Specialising in the design of footwear, interior accessories and performance, Eelko Moorer’s work finds a balance between the descriptive aspect of art and the process, context and prescriptive elements of design. We caught up with him in his Stoke Newington Studio on the eve of the launch of his commission for the ‘Waste Not Want It’ initiative at Bloomberg.
Eelko, it seems that what you essentially deal in is aesthetics. Is it the idea of an object, more than the object per se, that you are creating or describing?
Absolutely. I find aesthetics very undervalued at the moment and an interesting area. Quite a few pieces of mine are very different when you experience them than when you just look at them. The idea is to make something which causes you to act or think. For example my pieces with the hairs coming out, the ‘Jungle Vase’ and ‘Jungle Groove’ installation in Milan made of swings, vines and suspended objects are quite uncanny. What’s important I think with any of the objects I make is attempting to invoke an aesthetic response in the viewer. A sense of simultaneous attraction and repulsion.
Is there some sense of Burke’s sublime focussing on the physiological effects on the viewer, in particular the dual emotional quality of fear and attraction?

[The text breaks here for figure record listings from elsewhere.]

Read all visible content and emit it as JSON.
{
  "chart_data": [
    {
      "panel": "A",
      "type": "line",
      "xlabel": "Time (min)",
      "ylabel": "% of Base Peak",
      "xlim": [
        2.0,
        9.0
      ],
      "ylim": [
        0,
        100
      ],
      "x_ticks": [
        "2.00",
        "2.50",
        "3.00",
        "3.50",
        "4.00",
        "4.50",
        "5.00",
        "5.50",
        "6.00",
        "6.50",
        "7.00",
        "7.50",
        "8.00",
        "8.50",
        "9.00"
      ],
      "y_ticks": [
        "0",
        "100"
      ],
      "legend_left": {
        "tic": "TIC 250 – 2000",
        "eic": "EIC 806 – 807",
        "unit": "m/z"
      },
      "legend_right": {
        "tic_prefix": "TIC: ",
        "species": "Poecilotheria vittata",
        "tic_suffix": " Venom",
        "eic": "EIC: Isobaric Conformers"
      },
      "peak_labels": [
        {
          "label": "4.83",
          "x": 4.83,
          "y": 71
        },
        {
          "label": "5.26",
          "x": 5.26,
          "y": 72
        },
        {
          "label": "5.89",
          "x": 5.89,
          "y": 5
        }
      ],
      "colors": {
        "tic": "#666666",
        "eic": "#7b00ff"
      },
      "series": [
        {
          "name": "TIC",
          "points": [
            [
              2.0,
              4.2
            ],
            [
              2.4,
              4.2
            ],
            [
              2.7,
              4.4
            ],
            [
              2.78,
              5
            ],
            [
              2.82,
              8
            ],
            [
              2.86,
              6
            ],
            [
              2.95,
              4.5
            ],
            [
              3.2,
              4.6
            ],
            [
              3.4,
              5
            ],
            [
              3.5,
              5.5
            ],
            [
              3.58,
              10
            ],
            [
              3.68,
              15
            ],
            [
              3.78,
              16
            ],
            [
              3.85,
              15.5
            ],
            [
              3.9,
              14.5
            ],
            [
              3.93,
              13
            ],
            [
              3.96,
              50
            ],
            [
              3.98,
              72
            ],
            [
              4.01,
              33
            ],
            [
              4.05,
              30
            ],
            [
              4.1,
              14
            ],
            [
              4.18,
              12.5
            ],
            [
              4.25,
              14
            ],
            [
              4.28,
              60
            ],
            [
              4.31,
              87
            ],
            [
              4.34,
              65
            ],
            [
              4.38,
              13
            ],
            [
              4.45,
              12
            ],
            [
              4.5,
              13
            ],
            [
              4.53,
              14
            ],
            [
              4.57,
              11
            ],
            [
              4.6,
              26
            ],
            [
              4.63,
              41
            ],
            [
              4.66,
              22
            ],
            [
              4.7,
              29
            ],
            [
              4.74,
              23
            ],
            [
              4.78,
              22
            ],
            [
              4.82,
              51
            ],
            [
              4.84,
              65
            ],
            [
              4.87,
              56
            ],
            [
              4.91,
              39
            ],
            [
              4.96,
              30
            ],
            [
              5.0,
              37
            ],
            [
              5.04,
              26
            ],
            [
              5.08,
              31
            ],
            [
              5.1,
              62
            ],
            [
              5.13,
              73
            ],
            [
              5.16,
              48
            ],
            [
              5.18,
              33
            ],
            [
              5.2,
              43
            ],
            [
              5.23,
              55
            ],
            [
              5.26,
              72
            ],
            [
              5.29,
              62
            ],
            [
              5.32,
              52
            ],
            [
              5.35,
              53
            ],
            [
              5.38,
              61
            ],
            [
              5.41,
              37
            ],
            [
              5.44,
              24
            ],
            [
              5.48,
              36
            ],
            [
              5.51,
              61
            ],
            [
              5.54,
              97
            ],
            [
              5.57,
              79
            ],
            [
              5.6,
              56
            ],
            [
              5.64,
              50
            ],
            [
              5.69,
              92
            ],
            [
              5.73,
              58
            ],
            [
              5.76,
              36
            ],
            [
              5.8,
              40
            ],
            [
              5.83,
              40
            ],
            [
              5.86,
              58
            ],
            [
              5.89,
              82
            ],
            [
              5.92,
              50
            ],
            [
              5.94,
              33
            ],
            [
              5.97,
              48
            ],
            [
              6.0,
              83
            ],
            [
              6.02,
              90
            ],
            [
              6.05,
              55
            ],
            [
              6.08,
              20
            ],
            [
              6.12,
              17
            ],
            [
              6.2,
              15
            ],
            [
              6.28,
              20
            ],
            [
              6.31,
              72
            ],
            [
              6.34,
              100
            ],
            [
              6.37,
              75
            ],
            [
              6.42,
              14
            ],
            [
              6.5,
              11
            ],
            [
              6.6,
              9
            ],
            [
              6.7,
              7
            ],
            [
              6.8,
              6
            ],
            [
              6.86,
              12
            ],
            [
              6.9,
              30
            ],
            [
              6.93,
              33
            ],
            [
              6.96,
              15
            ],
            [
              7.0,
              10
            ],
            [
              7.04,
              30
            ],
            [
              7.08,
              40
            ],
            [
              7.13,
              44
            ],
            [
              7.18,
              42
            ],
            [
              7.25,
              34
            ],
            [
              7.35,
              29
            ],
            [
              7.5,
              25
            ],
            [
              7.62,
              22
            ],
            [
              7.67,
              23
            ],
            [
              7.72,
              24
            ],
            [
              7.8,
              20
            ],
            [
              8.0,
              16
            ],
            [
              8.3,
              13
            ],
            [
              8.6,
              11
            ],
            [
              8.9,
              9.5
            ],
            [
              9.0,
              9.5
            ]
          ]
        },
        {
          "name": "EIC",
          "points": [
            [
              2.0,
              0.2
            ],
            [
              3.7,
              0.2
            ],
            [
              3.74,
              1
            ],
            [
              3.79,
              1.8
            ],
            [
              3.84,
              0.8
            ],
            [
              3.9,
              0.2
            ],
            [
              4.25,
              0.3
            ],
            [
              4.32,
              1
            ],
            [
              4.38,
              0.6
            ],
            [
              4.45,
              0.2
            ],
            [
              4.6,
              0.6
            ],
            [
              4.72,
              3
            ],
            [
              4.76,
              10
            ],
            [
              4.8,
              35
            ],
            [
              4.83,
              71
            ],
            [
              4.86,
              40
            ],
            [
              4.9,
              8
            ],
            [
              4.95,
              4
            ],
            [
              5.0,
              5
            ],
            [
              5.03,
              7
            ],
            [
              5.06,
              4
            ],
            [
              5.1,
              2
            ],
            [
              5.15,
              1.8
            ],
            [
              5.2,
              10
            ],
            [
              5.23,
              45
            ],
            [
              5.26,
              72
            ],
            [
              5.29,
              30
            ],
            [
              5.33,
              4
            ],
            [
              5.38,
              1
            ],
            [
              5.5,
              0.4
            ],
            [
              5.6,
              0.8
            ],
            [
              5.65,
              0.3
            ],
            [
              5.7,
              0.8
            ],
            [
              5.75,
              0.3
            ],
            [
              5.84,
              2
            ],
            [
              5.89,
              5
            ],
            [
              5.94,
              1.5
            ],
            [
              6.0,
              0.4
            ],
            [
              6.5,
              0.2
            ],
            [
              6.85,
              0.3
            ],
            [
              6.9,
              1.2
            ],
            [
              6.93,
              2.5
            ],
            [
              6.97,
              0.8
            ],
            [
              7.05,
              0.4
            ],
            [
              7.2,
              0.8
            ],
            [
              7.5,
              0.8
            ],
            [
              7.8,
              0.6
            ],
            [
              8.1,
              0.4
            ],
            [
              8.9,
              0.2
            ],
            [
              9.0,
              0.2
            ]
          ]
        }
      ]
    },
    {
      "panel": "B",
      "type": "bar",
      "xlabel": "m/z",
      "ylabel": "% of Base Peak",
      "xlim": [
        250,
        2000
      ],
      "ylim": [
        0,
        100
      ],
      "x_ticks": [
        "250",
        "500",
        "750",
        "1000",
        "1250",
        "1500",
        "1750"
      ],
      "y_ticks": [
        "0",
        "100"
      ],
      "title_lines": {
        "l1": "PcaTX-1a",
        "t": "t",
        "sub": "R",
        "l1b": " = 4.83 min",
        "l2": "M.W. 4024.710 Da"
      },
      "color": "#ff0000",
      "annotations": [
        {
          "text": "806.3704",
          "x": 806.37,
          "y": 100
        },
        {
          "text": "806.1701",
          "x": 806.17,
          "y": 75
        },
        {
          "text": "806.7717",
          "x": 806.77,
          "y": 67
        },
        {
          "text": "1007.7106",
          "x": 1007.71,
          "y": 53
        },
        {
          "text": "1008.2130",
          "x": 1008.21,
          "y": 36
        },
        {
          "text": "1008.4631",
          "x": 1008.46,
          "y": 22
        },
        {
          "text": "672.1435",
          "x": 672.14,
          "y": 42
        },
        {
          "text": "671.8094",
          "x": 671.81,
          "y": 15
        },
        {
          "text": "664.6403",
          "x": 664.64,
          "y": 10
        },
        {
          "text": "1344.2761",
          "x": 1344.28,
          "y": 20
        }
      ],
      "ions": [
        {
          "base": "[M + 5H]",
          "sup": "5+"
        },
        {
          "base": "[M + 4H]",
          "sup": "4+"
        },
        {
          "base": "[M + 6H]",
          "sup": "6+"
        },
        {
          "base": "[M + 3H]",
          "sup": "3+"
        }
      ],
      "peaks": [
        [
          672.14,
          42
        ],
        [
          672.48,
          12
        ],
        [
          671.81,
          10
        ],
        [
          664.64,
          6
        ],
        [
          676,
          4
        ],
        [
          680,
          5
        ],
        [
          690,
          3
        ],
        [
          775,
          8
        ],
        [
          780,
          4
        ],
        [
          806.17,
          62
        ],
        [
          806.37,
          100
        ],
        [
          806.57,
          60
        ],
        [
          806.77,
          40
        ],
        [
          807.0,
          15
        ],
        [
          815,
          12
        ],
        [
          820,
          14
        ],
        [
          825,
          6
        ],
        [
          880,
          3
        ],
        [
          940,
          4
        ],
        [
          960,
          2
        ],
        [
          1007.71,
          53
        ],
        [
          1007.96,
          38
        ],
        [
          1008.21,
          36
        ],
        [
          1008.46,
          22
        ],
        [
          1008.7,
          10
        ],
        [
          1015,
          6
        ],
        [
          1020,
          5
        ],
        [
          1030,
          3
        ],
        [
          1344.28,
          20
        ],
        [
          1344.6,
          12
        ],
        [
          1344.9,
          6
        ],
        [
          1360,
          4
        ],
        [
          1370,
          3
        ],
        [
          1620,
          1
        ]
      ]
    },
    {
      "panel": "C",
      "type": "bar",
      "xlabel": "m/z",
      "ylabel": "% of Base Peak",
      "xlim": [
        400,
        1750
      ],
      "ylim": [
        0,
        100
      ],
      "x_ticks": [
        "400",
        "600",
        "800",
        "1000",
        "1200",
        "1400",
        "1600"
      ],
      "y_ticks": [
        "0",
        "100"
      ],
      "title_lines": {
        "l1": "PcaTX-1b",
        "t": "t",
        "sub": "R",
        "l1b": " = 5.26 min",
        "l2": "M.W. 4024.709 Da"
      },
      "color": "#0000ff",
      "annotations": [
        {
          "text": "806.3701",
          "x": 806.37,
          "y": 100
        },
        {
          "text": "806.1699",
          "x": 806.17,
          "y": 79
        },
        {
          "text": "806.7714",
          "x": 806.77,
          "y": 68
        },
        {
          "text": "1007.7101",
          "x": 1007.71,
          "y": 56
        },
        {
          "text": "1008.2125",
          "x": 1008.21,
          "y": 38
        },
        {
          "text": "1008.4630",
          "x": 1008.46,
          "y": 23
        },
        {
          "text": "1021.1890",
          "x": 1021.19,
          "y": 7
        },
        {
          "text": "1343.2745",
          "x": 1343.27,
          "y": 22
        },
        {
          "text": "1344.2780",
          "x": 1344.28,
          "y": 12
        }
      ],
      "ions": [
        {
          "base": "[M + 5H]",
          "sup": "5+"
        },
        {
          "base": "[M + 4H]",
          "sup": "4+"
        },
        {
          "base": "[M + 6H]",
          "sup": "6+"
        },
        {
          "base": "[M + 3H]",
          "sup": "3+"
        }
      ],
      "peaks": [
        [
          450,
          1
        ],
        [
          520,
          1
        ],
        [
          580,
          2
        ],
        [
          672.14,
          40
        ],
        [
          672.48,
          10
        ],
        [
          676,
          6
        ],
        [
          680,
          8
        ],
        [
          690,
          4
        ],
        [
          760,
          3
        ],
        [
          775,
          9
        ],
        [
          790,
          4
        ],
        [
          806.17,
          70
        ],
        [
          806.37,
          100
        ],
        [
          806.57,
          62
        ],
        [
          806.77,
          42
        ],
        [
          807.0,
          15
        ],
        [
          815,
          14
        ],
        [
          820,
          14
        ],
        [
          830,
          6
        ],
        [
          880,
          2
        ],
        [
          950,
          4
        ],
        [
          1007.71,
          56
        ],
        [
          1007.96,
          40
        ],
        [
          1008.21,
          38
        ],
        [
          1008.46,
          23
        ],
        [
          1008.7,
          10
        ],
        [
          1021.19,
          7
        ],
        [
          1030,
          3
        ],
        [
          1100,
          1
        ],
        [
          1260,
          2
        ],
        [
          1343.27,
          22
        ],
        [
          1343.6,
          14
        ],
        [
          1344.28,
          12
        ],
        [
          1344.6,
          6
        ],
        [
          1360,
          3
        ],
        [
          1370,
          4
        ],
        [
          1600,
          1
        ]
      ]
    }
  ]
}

Yes, somewhat. You want to touch it and simultaneously run away. With many objects I’m looking for classical proportions but then I’m unsettling that. Classical symmetry is beautiful but with my use of materials and surfaces there is also a sense of horror. This is evident in the animations of hair that run through screens set into the low benches I made for the Bloomberg ‘Waste Not Want It’ commission. The idea of sitting on a sitting on a living breathing animal is there.
What’s your fascination with hair, it seems excuse the pun, to crop up a lot?
I find it gross. And much of my work is animalistic. In all my work there is a fascination with desires, associations, dreams …… a sense of exoticism and fantasy. I think hair is interesting in terms of its associations as well as its for potential in terms of print and mark making. It is also a sculptural material. Black hair is for instance very sculptural to work with.
You talk about Basquiat, animalism, voodoo, and Atis Rezistans as influences. Can you tell us a bit more?
There has been a change in the way I work, although largely using the same associations and techniques my previous work was quite contrived and controlled. I think I am becoming more loose which is where Basquiat comes into it. The collective Atis Rezistans working in Port au Prince take and transform the detritus of Haiti’s failing economy into sculpture, creating survivalist recycling out of necessity, but with an allegorical dimension. There is also always something exotic about what I do and a melding or juxtaposition of ideas. In the same way voodoo is a syncretic religion, that is it combines seemingly contradictory beliefs, which is what my practise often attempts to do or to ask the audience to think about when they experience a piece.
A lot of people will know your work in terms of the shoes you have designed, which seem to be about structure and support and the understanding of that in relation to the human body and how we think about it. The works at Bloomberg are also about structure and support, you talk about the importance of having different surfaces to either sit on or lean upon but in a controlled way. Do you actively think about structure, support and the lack of it when you design?
That’s the idea yes, you can either lean or balance on the uprights of the seats at Bloomberg, they don’t actually provide support. Two areas of my work which I’ve done alot with explore these ideas – the use of rubberised materials and of course the shoes, the most extreme is the shoes – but for Bloomberg I wanted to make a combination of these. Making pieces which are in proportion but also out of proportion. Minimal but not in terms of the surface treatment and materials. Rubber repels and attracts, very much like skin when you touch it. It reminds me of toys, things that are mass produced, but its also a way of perverting something – childish but also hard core fetishism. A vase which drops breaks whereas as rubber vase just bounces, it takes away its original function. Again coming back to the idea of the object as important.